Back to the list of Speakers and Sessions
Watch the stream Level: Beginner

In March of 2025, the Model Evaluation & Threat Research (METR) group introduced AI task time horizons as a method for measuring the length of tasks that models can autonomously complete coherently. They demonstrated rapid growth in capabilities across frontier systems: effectively showing a doubling every \~7 months. While this framework has primarily been applied to general software and knowledge work, its implications for adversarial domains remain largely unexplored.

In this talk, I present work I've done with Sean Peters and Jack Payne, extending METR’s methodology to offensive cybersecurity workflows, alongside a complementary human baseline study to ground and interpret model performance.

Motivated by the desire to better understand offensive model capabilities, we assembled realistic multi-step offensive task sequences by leveraging a suite of industry standard benchmarks. Both human participants and frontier models were evaluated across increasing task lengths to quantify sustained autonomy, coherence, and failure modes.

Initial results indicate that AI task horizons in offensive cyber are already meaningful and extending rapidly. In several domains, models can chain complex tool-driven actions resembling early-stage intrusion playbooks rather than isolated exploitation steps. The human study provides critical context, highlighting where models approach or diverge from human performance as task length increases.

The talk will cover the experimental design, empirical findings, and key limitations, emphasizing how horizon-based evaluation combined with human grounding surfaces trends that may not be observable by standalone, static benchmarks.

Finally, this work is positioned as exploratory research. It raises questions about whether similar horizon trends appear in defensive workflows: how could we measure defensive task horizons, and what methods would allow meaningful comparisons to offensive performance? If the trend does not replicate in defense, what interventions, tooling, or policy changes could help close the gap?
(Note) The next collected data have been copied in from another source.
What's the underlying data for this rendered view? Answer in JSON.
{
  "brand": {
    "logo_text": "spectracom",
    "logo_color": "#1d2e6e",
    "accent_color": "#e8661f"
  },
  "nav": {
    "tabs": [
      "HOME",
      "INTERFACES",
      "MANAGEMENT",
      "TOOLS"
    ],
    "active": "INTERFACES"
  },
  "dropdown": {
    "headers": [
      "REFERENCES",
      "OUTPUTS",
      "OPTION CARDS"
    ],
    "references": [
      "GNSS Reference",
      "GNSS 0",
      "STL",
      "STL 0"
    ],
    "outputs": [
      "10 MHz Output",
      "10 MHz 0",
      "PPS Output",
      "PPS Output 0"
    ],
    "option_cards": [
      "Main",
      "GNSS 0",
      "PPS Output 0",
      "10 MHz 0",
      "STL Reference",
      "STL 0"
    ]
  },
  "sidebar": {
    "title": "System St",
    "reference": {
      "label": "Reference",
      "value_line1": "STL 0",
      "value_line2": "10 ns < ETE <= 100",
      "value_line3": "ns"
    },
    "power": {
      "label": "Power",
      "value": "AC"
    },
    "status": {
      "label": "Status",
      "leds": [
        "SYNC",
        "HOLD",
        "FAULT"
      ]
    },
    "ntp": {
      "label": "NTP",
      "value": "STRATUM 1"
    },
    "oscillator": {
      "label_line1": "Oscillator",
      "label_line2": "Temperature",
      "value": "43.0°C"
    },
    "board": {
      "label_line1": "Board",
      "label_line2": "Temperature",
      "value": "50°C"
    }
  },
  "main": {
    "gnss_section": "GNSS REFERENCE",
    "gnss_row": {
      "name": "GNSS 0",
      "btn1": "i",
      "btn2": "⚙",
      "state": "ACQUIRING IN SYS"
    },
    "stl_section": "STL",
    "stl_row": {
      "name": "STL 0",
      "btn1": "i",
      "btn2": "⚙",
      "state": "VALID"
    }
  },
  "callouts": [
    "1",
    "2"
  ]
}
This framing invites further investigation and provides a roadmap for research and practitioner engagement in understanding and mitigating offense–defense asymmetries under AI automation.

Jeremy Miller Sr. Manager, Cybersecurity Strategy.& Research, OffSec

Jeremy Miller is an offensive security leader and educator, currently focused on how AI automation is reshaping adversarial capability. He spent over a decade at Offensive Security in technical and leadership roles across content development, training, and workforce development programs, bridging hands-on offensive methodology with pedagogy and strategy.
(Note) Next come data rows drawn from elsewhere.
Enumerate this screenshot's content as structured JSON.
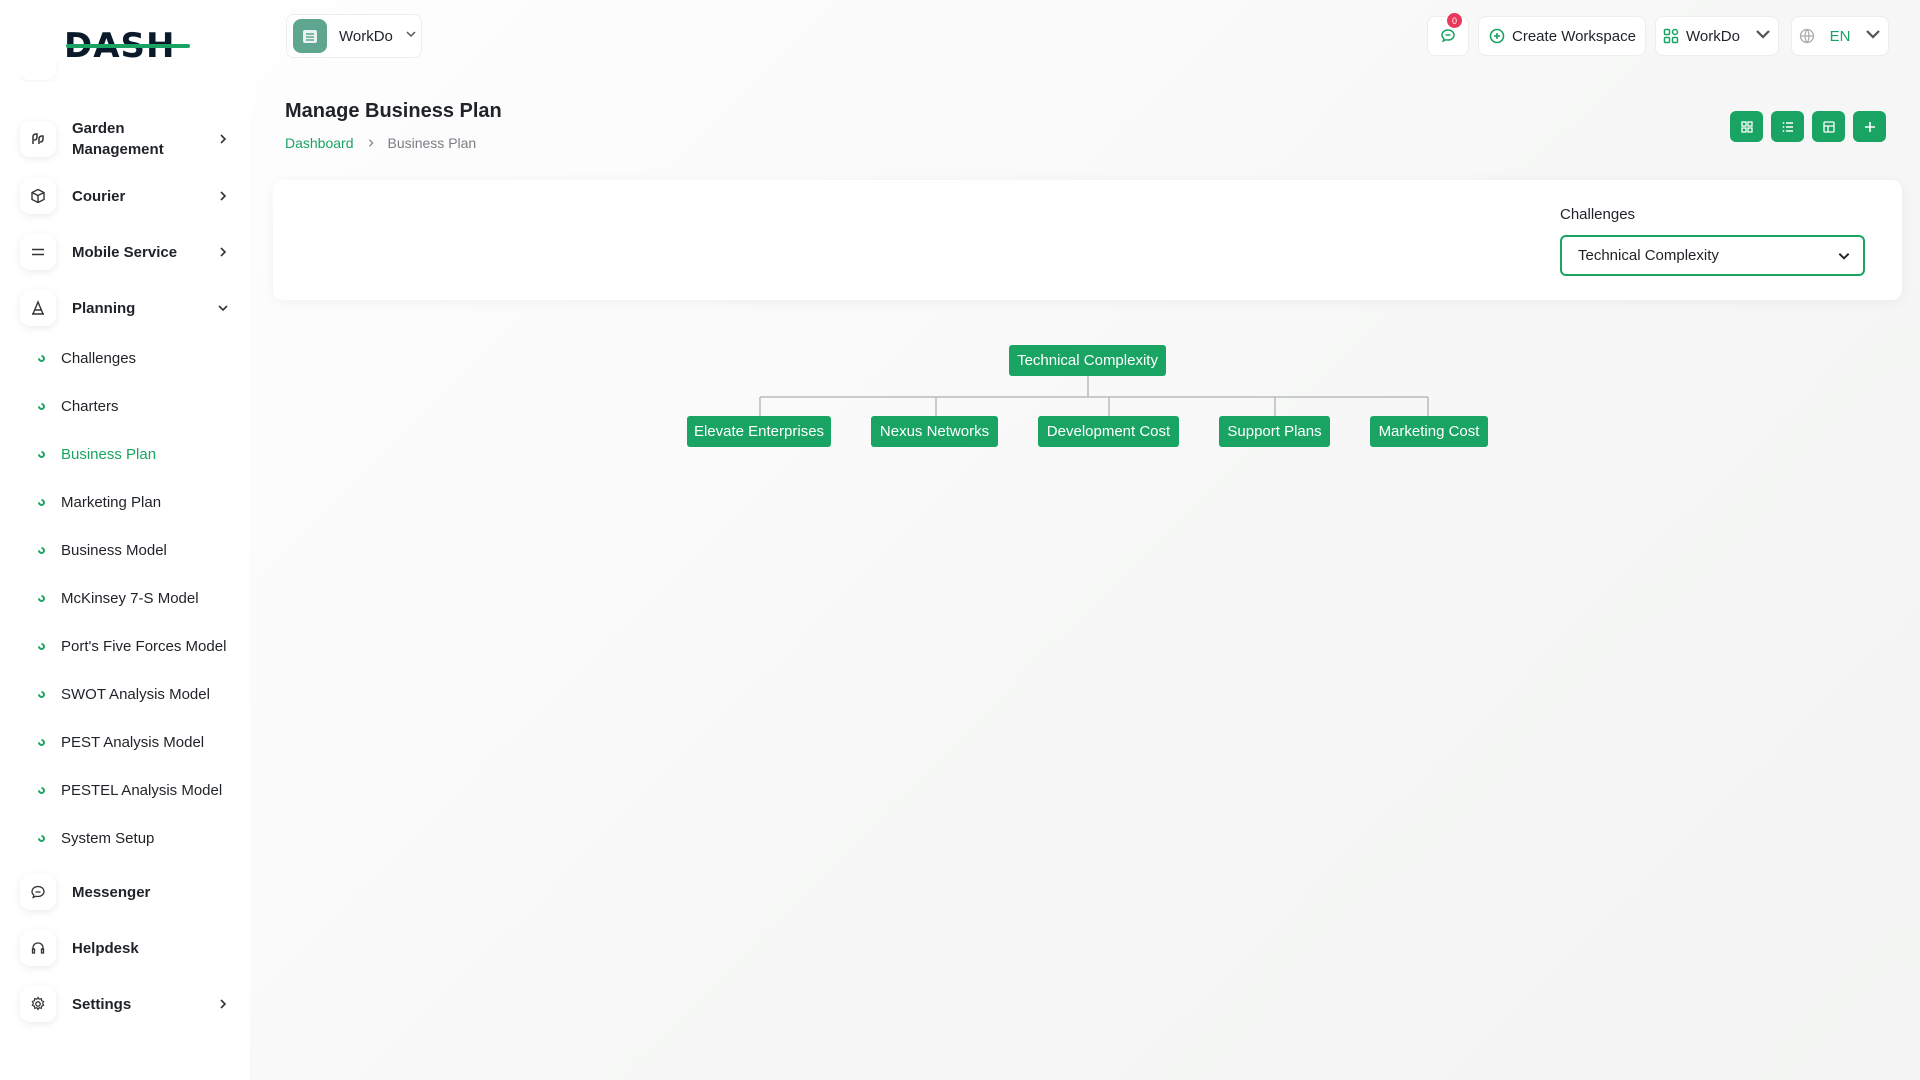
{
  "sidebar": {
    "logo": "DASH",
    "items": [
      {
        "label": "Garden Management",
        "icon": "plant-icon"
      },
      {
        "label": "Courier",
        "icon": "box-icon"
      },
      {
        "label": "Mobile Service",
        "icon": "menu-lines-icon"
      },
      {
        "label": "Planning",
        "icon": "planning-icon"
      },
      {
        "label": "Messenger",
        "icon": "chat-icon"
      },
      {
        "label": "Helpdesk",
        "icon": "headset-icon"
      },
      {
        "label": "Settings",
        "icon": "gear-icon"
      }
    ],
    "planning_sub": [
      "Challenges",
      "Charters",
      "Business Plan",
      "Marketing Plan",
      "Business Model",
      "McKinsey 7-S Model",
      "Port's Five Forces Model",
      "SWOT Analysis Model",
      "PEST Analysis Model",
      "PESTEL Analysis Model",
      "System Setup"
    ],
    "active_sub": "Business Plan"
  },
  "topbar": {
    "workspace_name": "WorkDo",
    "notification_count": "0",
    "create_workspace": "Create Workspace",
    "user_workspace": "WorkDo",
    "language": "EN"
  },
  "page": {
    "title": "Manage Business Plan",
    "breadcrumb": {
      "home": "Dashboard",
      "current": "Business Plan"
    }
  },
  "filter": {
    "label": "Challenges",
    "selected": "Technical Complexity"
  },
  "tree": {
    "root": "Technical Complexity",
    "children": [
      "Elevate Enterprises",
      "Nexus Networks",
      "Development Cost",
      "Support Plans",
      "Marketing Cost"
    ]
  },
  "colors": {
    "accent": "#19a463",
    "badge": "#e8395a"
  }
}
His current research, in collaboration with Sean Peters and Jack Payne, applies the METR AI task time horizon framework to realistic offensive cyber workflows, grounded by complementary human studies to measure autonomy scaling in adversarial domains.

Jeremy’s interests center on offense–defense asymmetry, empirical evaluation of autonomous systems, and translating AI security and safety research into practical implications for decision makers.